Jardín Botánico

Cercando la extinción

Con la creación de un nuevo herbario, los trabajadores del Jardín Botánico Maximiliano Curbelo, en la nororiental provincia de Las Tunas,  han dado un nuevo e importante paso en defensa  de nuestra flora 

Con la creación de un nuevo herbario, los trabajadores del Jardín Botánico Maximiliano Curbelo, en la nororiental provincia de Las Tunas, han dado un nuevo e importante paso en defensa  de nuestra flora, amenazada por el cambio climático, cuyas secuelas se manifiestan en esta zona con prolongadas sequías y el azote de otros fenómenos naturales.

La muestra se dedica a exhibir plantas capaces de sobrevivir en suelos secos (xerófitas), las cuales son estudiadas por especialistas de esta institución científica local con el plausible propósito de preservarlas, pues muchas están en peligro de extinción.

En el área acondicionada para estos menesteres reverdecen  más de 150 ejemplares de cactáceas y cerca de un centenar de otros géneros: aloáceas y crasuláceas, entre las que predominan ejemplares originarios de África, el Caribe, América del Norte y América Central, a las que se agregan algunas  endémicas de Cuba.

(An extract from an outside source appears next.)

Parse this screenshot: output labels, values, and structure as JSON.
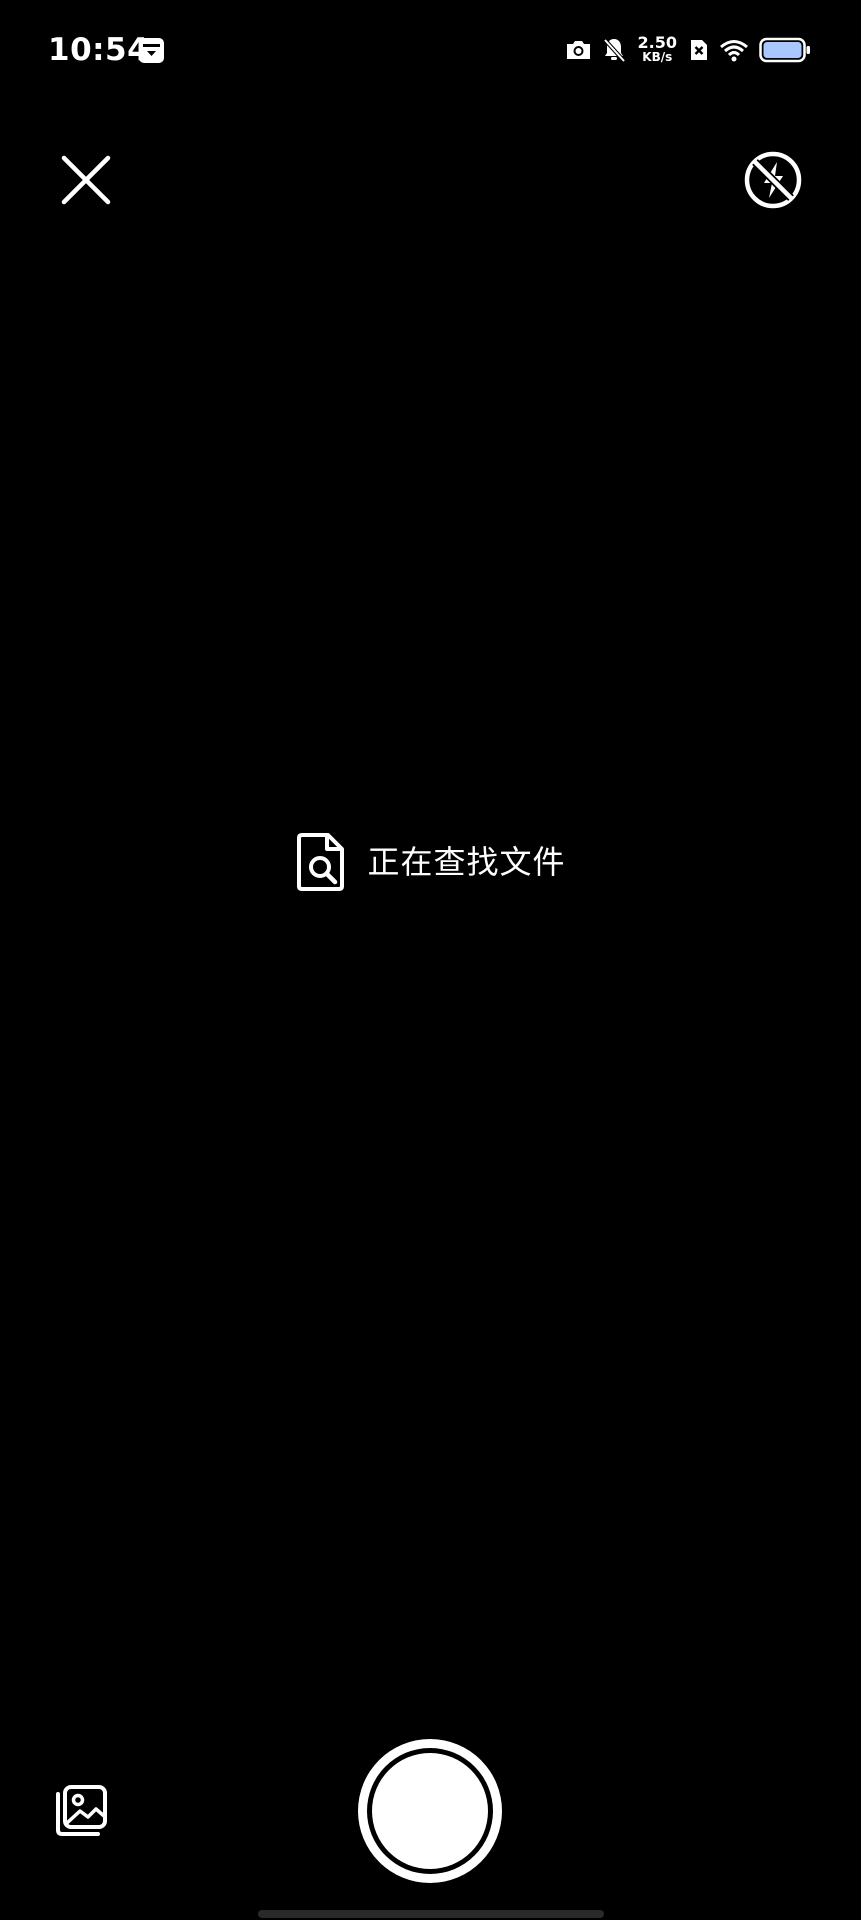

Raúl Verdecie, especialista del Jardín Botánico tunero, comentó a la prensa que en Cuba hay plantas adaptadas a terrenos de serpentinitas propios de territorios mineros, y mencionó el Melocactus holguinensis y el Melocactus guitarti, las que se defienden en este proyecto ante los riesgos de desaparición.

El proyecto ha creado los parámetros ambientales propicios para la supervivencia  de estas plantas y el colectivo les proporciona los sustratos imprescindibles para su normal desarrollo, en los que se han utilizado materiales reciclados, explicó Verdecie.

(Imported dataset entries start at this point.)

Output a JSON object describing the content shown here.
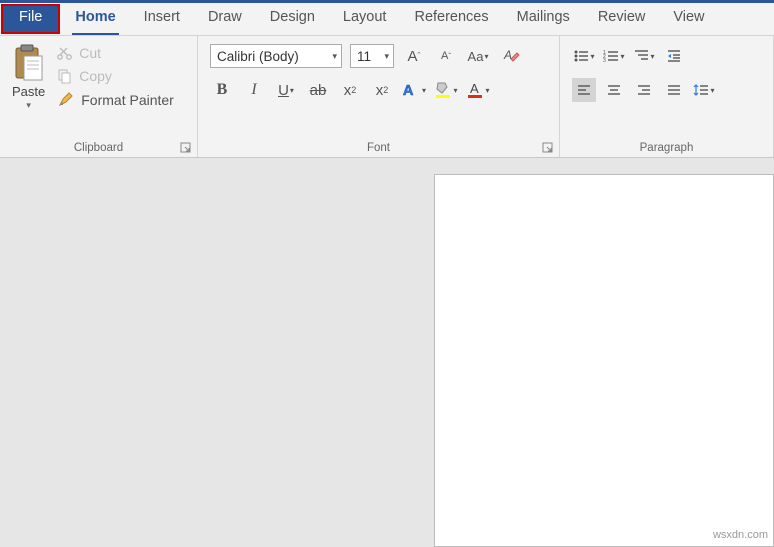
{
  "tabs": {
    "file": "File",
    "home": "Home",
    "insert": "Insert",
    "draw": "Draw",
    "design": "Design",
    "layout": "Layout",
    "references": "References",
    "mailings": "Mailings",
    "review": "Review",
    "view": "View"
  },
  "clipboard": {
    "paste": "Paste",
    "cut": "Cut",
    "copy": "Copy",
    "format_painter": "Format Painter",
    "label": "Clipboard"
  },
  "font": {
    "name": "Calibri (Body)",
    "size": "11",
    "label": "Font"
  },
  "paragraph": {
    "label": "Paragraph"
  },
  "watermark": "wsxdn.com"
}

Waldo Bonet, director de la institución, reseñó que esta tiene en su currículo la conservación de más de 90 especies amenazadas y que muchas ya se han restablecido en sus lugares de origen.

Bonet confirmó que este es un punto de partida para hacer investigaciones de estas plantas, cuyas especies se cuentan en más de cuatro mil y son propicias para adornar, además de usarse en las industrias farmacéuticas y de cosméticos, la alimentación y la preservación del ecosistema.     

El clima del territorio resulta favorable para este cultivo, teniendo en cuenta que Las Tunas es una de las provincias más secas del país y con más degradación de los suelos, por el deficitario régimen pluviométrico (unos mil 38 milímetros de precipitación anual) y solo el   14,54 % de su superficie cubierta por bosques.